Measuring language ability of students with compensatory multidimensional CAT: A post-hoc simulation study


Creative Commons License

Ozdemir B., GELBAL S.

EDUCATION AND INFORMATION TECHNOLOGIES, cilt.27, sa.5, ss.6273-6294, 2022 (SSCI) identifier identifier

  • Yayın Türü: Makale / Tam Makale
  • Cilt numarası: 27 Sayı: 5
  • Basım Tarihi: 2022
  • Doi Numarası: 10.1007/s10639-021-10853-0
  • Dergi Adı: EDUCATION AND INFORMATION TECHNOLOGIES
  • Derginin Tarandığı İndeksler: Social Sciences Citation Index (SSCI), Emerging Sources Citation Index (ESCI), Scopus, EBSCO Education Source, Educational research abstracts (ERA), ERIC (Education Resources Information Center), INSPEC
  • Sayfa Sayıları: ss.6273-6294
  • Anahtar Kelimeler: Computerized adaptive testing, Language testing, Post-hoc simulation, Multidimensional IRT, ITEM SELECTION, ADAPTIVE TEST, CONSTRAINTS, INFORMATION
  • Hacettepe Üniversitesi Adresli: Evet

Özet

The computerized adaptive tests (CAT) apply an adaptive process in which the items are tailored to individuals' ability scores. The multidimensional CAT (MCAT) designs differ in terms of different item selection, ability estimation, and termination methods being used. This study aims at investigating the performance of the MCAT designs used to measure the language ability of students and to compare the results of MCAT designs with the outcomes of corresponding paper-pencil tests. For this purpose, items in the English Proficiency Tests (EPT) were used to create a multi-dimensional item pool that consists of 599 items.
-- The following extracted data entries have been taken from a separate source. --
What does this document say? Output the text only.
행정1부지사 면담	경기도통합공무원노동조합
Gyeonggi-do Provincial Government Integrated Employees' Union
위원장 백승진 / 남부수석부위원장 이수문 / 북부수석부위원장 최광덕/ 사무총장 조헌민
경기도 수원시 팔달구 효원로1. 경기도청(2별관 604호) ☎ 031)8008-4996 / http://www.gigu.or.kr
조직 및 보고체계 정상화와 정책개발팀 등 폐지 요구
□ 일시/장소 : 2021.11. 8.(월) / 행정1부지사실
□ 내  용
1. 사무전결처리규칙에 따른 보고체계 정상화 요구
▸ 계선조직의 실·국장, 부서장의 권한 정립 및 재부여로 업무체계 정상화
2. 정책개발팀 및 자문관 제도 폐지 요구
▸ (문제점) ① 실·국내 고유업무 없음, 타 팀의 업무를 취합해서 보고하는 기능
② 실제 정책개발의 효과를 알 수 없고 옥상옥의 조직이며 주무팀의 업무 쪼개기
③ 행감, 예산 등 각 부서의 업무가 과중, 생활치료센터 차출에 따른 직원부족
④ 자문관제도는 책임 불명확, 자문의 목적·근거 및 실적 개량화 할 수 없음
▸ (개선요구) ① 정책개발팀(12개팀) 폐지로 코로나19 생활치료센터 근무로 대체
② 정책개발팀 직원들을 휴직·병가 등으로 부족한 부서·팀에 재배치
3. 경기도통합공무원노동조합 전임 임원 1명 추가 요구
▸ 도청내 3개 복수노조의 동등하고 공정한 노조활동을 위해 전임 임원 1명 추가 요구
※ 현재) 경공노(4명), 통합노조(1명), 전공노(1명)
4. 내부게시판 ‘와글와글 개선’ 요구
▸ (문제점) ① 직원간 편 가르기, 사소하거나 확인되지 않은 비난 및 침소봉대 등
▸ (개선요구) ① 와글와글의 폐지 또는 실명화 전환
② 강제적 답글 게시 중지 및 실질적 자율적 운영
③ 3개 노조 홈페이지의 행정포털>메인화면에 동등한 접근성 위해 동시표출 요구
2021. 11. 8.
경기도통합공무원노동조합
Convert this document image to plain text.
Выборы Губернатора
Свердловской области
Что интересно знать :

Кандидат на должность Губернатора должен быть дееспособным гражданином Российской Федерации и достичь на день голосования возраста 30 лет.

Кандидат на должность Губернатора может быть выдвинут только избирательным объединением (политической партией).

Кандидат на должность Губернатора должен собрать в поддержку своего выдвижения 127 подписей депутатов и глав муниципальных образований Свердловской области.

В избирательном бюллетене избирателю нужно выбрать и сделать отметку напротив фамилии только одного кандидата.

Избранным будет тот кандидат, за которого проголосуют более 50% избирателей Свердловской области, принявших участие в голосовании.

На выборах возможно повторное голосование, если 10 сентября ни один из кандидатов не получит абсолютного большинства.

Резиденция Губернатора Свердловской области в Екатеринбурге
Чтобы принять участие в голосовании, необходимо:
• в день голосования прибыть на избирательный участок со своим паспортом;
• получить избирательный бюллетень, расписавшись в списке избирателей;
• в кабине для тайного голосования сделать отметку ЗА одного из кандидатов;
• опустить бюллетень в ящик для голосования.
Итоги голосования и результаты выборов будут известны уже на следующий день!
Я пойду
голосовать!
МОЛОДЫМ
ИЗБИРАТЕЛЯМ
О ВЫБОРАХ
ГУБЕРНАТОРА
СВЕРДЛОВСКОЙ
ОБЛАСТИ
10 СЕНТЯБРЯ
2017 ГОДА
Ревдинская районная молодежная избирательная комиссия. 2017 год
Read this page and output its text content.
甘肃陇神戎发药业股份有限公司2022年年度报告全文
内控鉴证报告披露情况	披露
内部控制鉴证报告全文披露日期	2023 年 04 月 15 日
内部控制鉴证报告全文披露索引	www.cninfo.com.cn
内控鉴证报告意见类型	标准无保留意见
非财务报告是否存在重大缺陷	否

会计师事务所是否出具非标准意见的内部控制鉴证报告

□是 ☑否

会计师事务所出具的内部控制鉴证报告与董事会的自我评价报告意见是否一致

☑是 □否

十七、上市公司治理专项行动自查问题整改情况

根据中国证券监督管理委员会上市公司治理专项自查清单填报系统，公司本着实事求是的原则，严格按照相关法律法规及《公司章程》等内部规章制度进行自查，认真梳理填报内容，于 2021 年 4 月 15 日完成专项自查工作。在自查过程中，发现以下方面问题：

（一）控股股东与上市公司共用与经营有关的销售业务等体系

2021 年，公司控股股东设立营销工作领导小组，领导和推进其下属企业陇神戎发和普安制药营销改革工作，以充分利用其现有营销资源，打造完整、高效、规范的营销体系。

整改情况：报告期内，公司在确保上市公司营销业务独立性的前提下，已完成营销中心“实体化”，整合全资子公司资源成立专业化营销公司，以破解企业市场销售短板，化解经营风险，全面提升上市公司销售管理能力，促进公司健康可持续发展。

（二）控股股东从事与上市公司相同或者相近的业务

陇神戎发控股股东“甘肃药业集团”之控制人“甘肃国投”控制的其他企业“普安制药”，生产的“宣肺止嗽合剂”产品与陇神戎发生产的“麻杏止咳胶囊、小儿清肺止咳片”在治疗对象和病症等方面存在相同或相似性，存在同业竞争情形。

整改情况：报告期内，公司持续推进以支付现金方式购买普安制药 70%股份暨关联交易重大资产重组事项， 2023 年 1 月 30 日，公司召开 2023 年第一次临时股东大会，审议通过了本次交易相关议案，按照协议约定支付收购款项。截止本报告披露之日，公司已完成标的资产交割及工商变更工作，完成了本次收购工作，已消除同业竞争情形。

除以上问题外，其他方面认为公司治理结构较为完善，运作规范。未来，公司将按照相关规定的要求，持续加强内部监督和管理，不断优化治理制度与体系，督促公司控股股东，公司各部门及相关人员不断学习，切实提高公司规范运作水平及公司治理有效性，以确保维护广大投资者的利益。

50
The performance of the MCAT designs was evaluated and compared based on the reliability coefficients, root means square error (RMSE), test-length, and root means squared difference (RMSD) statistics, respectively. Therefore, 36 different conditions were investigated in total. The results of the post-hoc simulation designs indicate that the MCAT designs with the A-optimality item selection method outperformed MCAT designs with other item selection methods by decreasing the test length and RMSD values without any sacrifice in test reliability. Additionally, the best error variance stopping rule for each MCAT algorithm with A-optimality item selection could be considered as 0.25 with 27.9 average test length and 30 items for the fixed test-length stopping rule for the Bayesian MAP method. Overall, MCAT designs tend to decrease the test length by 60 to 65 percent and provide ability estimations with higher precision compared to the traditional paper-pencil tests with 65 to 75 items. Therefore, it is suggested to use the A-optimality method for item selection and the Bayesian MAP method for ability estimation for the MCAT designs since the MCAT algorithm with these specifications shows better performance than others.